Therein lies the “Return” related to ROA and the significant upside potential for organizations. But the return is predicated on adoption, and realizing widespread adoption will require dedicated effort by organizations to create the conditions for change. So what will be needed to transition to this new way of working?

Making the Transition

There are two core elements of the transition.

The first is shedding low-value tasks, which will drive productivity gains. If we use the standard definition of productivity as more output per hour, employees will produce more stuff (e.g., docs, presentations, reports, analysis). However, the concern leaders are likely to have with this is that more is not necessarily better. Focusing on the output volume doesn’t say anything about quality, which is essential to delivering real results.

The second component, working on higher-value creative and analytical work, is where organizations will realize the real value and where employees will probably face the biggest transitional challenges. They will be asking themselves (and their bosses!) what it means to be “more creative” or “more analytical,” particularly in the context of their current jobs.

Mindsets and Skill Sets

Developing new mindsets and skill sets will be critical to breaking free from old work habits. But developing new work habits requires new behaviors, and making them stick will require anchoring these new behaviors to defined processes. Additionally, AI will automate not only workflows but also a variety of decisions, necessitating the development of a new discipline: decision process improvement backed by a disciplined change process.

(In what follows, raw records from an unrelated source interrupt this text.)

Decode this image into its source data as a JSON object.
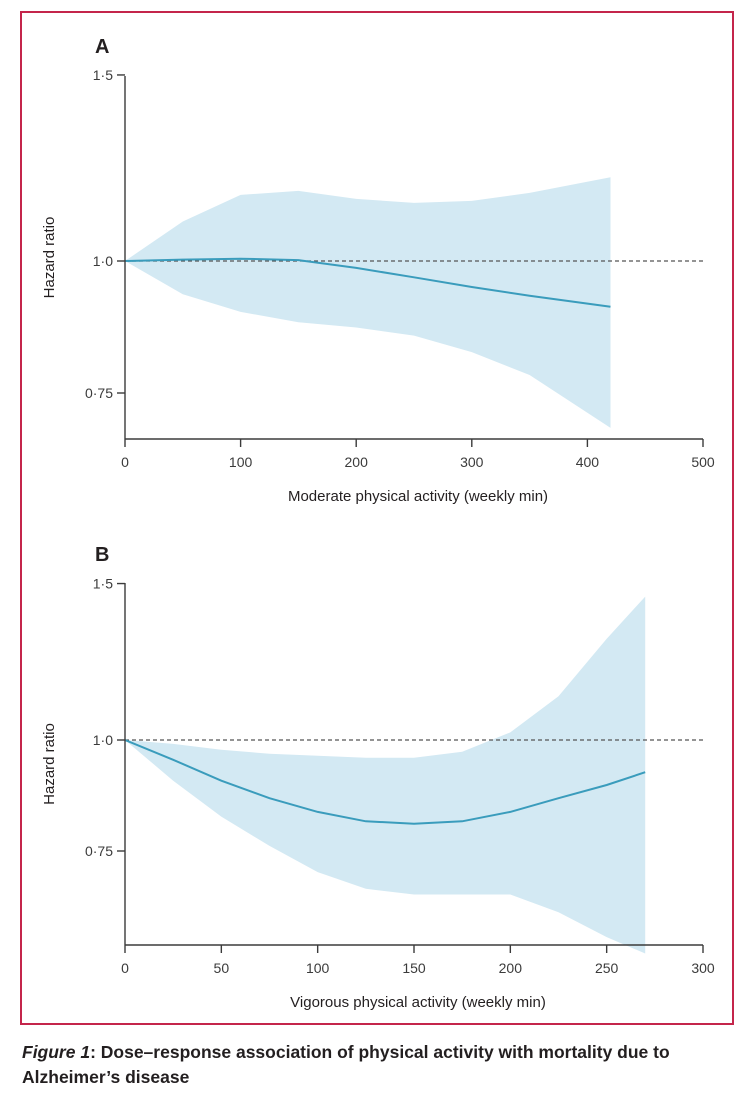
{
  "colors": {
    "frame": "#c4254b",
    "band": "#d3e9f3",
    "curve": "#3a9cbc",
    "axis": "#3b3b3b",
    "reference": "#555555"
  },
  "chart_data": [
    {
      "type": "area",
      "panel_label": "A",
      "xlabel": "Moderate physical activity (weekly min)",
      "ylabel": "Hazard ratio",
      "xlim": [
        0,
        500
      ],
      "ylim": [
        0.68,
        1.5
      ],
      "x_ticks": [
        0,
        100,
        200,
        300,
        400,
        500
      ],
      "x_tick_labels": [
        "0",
        "100",
        "200",
        "300",
        "400",
        "500"
      ],
      "y_ticks": [
        1.5,
        1.0,
        0.75
      ],
      "y_tick_labels": [
        "1·5",
        "1·0",
        "0·75"
      ],
      "y_scale": "log",
      "reference_line": 1.0,
      "series": [
        {
          "name": "Hazard ratio",
          "x": [
            0,
            50,
            100,
            150,
            200,
            250,
            300,
            350,
            420
          ],
          "values": [
            1.0,
            1.003,
            1.005,
            1.002,
            0.985,
            0.965,
            0.945,
            0.927,
            0.905
          ],
          "lower": [
            1.0,
            0.93,
            0.895,
            0.875,
            0.865,
            0.85,
            0.82,
            0.78,
            0.695
          ],
          "upper": [
            1.0,
            1.09,
            1.155,
            1.165,
            1.145,
            1.135,
            1.14,
            1.16,
            1.2
          ]
        }
      ]
    },
    {
      "type": "area",
      "panel_label": "B",
      "xlabel": "Vigorous physical activity (weekly min)",
      "ylabel": "Hazard ratio",
      "xlim": [
        0,
        300
      ],
      "ylim": [
        0.6,
        1.5
      ],
      "x_ticks": [
        0,
        50,
        100,
        150,
        200,
        250,
        300
      ],
      "x_tick_labels": [
        "0",
        "50",
        "100",
        "150",
        "200",
        "250",
        "300"
      ],
      "y_ticks": [
        1.5,
        1.0,
        0.75
      ],
      "y_tick_labels": [
        "1·5",
        "1·0",
        "0·75"
      ],
      "y_scale": "log",
      "reference_line": 1.0,
      "series": [
        {
          "name": "Hazard ratio",
          "x": [
            0,
            25,
            50,
            75,
            100,
            125,
            150,
            175,
            200,
            225,
            250,
            270
          ],
          "values": [
            1.0,
            0.95,
            0.9,
            0.86,
            0.83,
            0.81,
            0.805,
            0.81,
            0.83,
            0.86,
            0.89,
            0.92
          ],
          "lower": [
            1.0,
            0.9,
            0.82,
            0.76,
            0.71,
            0.68,
            0.67,
            0.67,
            0.67,
            0.64,
            0.6,
            0.575
          ],
          "upper": [
            1.0,
            0.99,
            0.975,
            0.965,
            0.96,
            0.955,
            0.955,
            0.97,
            1.02,
            1.12,
            1.3,
            1.45
          ]
        }
      ]
    }
  ],
  "caption": {
    "figure_label": "Figure 1",
    "text": ": Dose–response association of physical activity with mortality due to Alzheimer’s disease"
  }
}
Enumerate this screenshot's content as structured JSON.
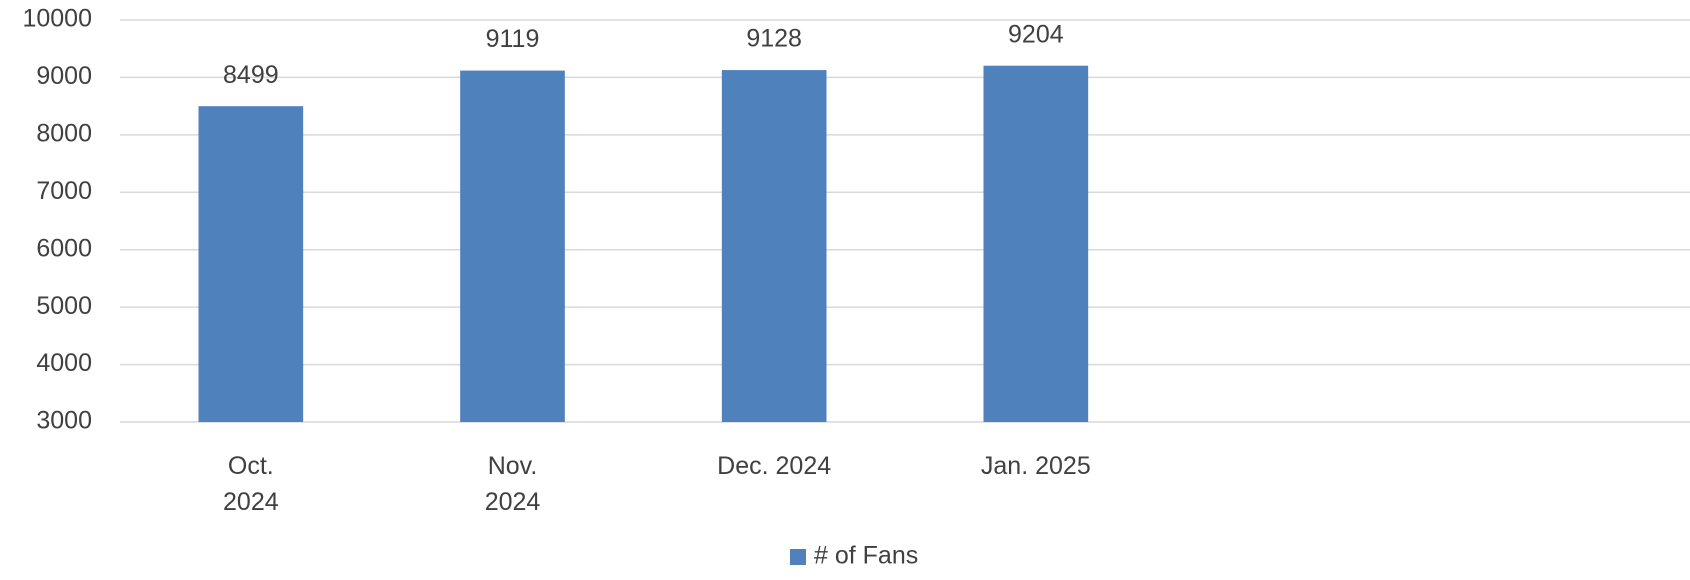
{
  "chart_data": {
    "type": "bar",
    "categories": [
      "Oct. 2024",
      "Nov. 2024",
      "Dec. 2024",
      "Jan. 2025",
      null,
      null
    ],
    "series": [
      {
        "name": "# of Fans",
        "color": "#4f81bd",
        "values": [
          8499,
          9119,
          9128,
          9204,
          null,
          null
        ]
      }
    ],
    "ylim": [
      3000,
      10000
    ],
    "yticks": [
      3000,
      4000,
      5000,
      6000,
      7000,
      8000,
      9000,
      10000
    ],
    "grid": true,
    "legend": "bottom"
  }
}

So transitioning to an AI-ready organization focused on adoption will require leaders to execute across three dimensions:

1.

Focusing on decision-process improvement.

2.

Developing the right mindsets and skill sets.

3.

Using an adaptive change process that keeps stakeholders aligned and engaged.

Conclusion

Return on Adoption of AI will be fully realized when employees successfully leverage AI to improve productivity, become more creative, and develop greater analytic rigor. The latter two components will help create a culture of continuous improvement. Staff armed with the tools and the time will be better able to evaluate and improve business processes, discover new customers or markets, and create new business models. All of which will lead to growth, profitability, and market share without adding headcount. The critical first step for organizations is prioritizing AI adoption.